Well, influenced by the posts on panettone on my "other" bread forum, The Fresh Loaf, I took the plunge. The recipe I followed was Peter Reinhart's in The Bread Baker's Apprentice. He uses a wild ferment, but also spikes the dough with commercial instant dry yeast. I tend to be a sourdough purist with bread, but on this occasion, since I had never attempted panettone and had the impression from other folk that it was challenging, I decided to stay with Reinhart's recipe re adding the instant yeast. Just thought I should fess up on that, this being a sourdough forum.
I made a few tweaks to Reinhart's recipe, some by necessity. For example, I couldn't track down any fiori di sicilia, and instead made do with natural vanilla extract and Moroccan orange flower water, plus some fresh grated lemon zest. It worked out fine - more than fine, actually.

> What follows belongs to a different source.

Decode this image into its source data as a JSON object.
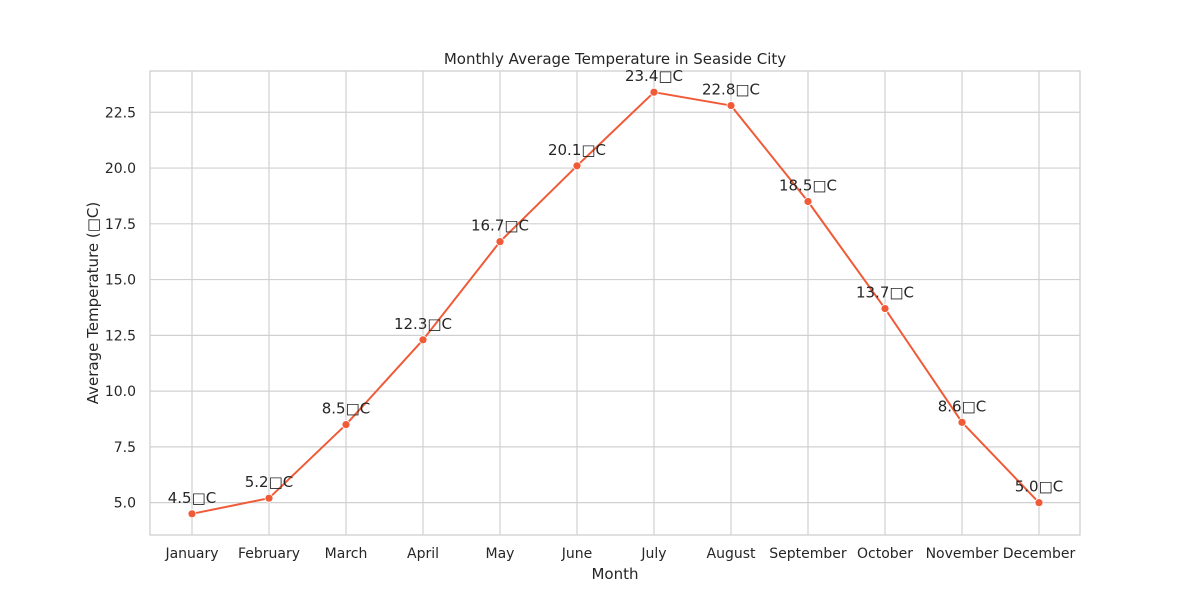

During the baking, the aroma filling the kitchen was simply - whaddayasay? - oh mama! This alone was reward enough for effort.
I had to guess the baking times. Reinhart gave a baking time range from 30 mins for small panettone to 1.5 hours for large ones, using either panettone pans or the traditional paper moulds. I had a small pan and a large one I usually use for cakes, so settled on 1 hour and 1.5 hours respectively. Fortunately, it worked out.

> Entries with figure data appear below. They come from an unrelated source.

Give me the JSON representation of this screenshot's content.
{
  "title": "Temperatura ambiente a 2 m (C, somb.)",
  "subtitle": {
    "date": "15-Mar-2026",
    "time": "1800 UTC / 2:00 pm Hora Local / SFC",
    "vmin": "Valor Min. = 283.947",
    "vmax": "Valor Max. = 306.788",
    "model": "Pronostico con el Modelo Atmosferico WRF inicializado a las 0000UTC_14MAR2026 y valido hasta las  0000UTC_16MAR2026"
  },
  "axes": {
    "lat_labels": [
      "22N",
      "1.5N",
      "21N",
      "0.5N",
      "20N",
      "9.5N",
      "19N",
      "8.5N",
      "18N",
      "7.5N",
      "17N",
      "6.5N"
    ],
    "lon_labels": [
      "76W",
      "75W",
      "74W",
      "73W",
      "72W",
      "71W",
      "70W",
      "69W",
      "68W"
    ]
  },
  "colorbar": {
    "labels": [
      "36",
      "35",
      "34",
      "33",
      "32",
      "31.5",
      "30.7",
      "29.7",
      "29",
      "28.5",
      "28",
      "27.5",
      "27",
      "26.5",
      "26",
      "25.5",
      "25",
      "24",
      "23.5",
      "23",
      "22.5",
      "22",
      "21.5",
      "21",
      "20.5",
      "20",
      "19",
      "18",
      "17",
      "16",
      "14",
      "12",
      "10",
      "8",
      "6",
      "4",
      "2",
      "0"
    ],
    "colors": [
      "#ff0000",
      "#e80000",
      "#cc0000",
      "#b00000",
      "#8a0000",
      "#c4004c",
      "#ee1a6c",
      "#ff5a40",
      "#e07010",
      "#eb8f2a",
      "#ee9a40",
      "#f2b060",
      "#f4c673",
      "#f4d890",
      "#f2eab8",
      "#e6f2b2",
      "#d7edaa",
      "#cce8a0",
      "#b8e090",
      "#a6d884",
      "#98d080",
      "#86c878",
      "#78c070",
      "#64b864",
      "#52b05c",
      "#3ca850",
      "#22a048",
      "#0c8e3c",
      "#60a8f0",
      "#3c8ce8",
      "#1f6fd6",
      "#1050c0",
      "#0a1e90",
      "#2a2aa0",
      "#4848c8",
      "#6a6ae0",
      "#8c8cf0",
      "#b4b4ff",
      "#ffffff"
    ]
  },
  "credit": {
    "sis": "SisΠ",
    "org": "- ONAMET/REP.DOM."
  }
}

This is turning into the sort of detailed post that ends up boring all but the writer, so I'll cut to the chase at this point.
Result? Thrilling! This is without doubt the best panettone I have tasted. Far more depth of flavour and moister than the commercial Italian imported panettones I have tried (and that's all I can go on...I haven't had the pleasure of sampling the real deal in Italy, fresh out of an acclaimed Italian bakery).

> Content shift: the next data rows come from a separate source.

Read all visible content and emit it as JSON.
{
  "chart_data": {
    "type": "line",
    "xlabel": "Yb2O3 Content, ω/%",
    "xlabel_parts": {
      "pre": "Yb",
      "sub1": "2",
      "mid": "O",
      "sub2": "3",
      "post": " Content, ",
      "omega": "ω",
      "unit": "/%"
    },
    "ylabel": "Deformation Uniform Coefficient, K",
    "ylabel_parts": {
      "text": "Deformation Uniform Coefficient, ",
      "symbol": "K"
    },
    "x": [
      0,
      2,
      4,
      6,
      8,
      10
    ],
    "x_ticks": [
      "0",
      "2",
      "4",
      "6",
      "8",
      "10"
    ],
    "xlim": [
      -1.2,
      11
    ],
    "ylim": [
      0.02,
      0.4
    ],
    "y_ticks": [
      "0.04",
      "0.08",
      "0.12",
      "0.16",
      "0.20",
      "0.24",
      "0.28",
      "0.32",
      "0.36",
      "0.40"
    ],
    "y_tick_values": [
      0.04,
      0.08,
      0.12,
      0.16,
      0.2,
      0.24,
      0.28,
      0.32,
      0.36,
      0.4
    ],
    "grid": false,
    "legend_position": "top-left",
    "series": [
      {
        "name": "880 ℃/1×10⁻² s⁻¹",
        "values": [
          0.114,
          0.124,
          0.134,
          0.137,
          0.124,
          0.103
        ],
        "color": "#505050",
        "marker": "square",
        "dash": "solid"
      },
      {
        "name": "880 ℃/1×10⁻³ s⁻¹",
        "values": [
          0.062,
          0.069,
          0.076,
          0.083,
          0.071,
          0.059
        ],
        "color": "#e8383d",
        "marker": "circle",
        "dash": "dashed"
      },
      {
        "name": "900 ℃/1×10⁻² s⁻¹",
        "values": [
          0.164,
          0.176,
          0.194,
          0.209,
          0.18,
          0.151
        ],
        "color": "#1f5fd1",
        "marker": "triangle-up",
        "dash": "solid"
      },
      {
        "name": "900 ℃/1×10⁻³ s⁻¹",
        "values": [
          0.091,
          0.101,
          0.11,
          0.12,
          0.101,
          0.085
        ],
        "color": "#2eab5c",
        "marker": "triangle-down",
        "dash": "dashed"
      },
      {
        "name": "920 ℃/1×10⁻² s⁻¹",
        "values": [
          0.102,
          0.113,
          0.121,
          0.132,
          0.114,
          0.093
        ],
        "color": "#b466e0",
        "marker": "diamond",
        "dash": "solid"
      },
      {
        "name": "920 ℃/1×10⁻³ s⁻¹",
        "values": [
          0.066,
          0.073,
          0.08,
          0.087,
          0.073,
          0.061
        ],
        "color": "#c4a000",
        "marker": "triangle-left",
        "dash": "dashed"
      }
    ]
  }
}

Aesthetically, as the pics will show, I didn't do so well. The top was not domed enough and the relatively shallow cake tins precluded the sort of tall rise that are a defining feature of traditional panettones. Also, Reinhart instructed that the tops be lightly sprayed with olive oil; I had no spray, so I brushed on some oil, and I think that's why the top ended up with the look it has - the oil covering was too thick.
Whatever, this experience suggests to me that anyone thinking of having a go at panettone should do so. Providing your recipe is a good one and the instructions clear, you should be fine.
I'd like to end off by wishing all participants on this great site a joyous and safe festive season.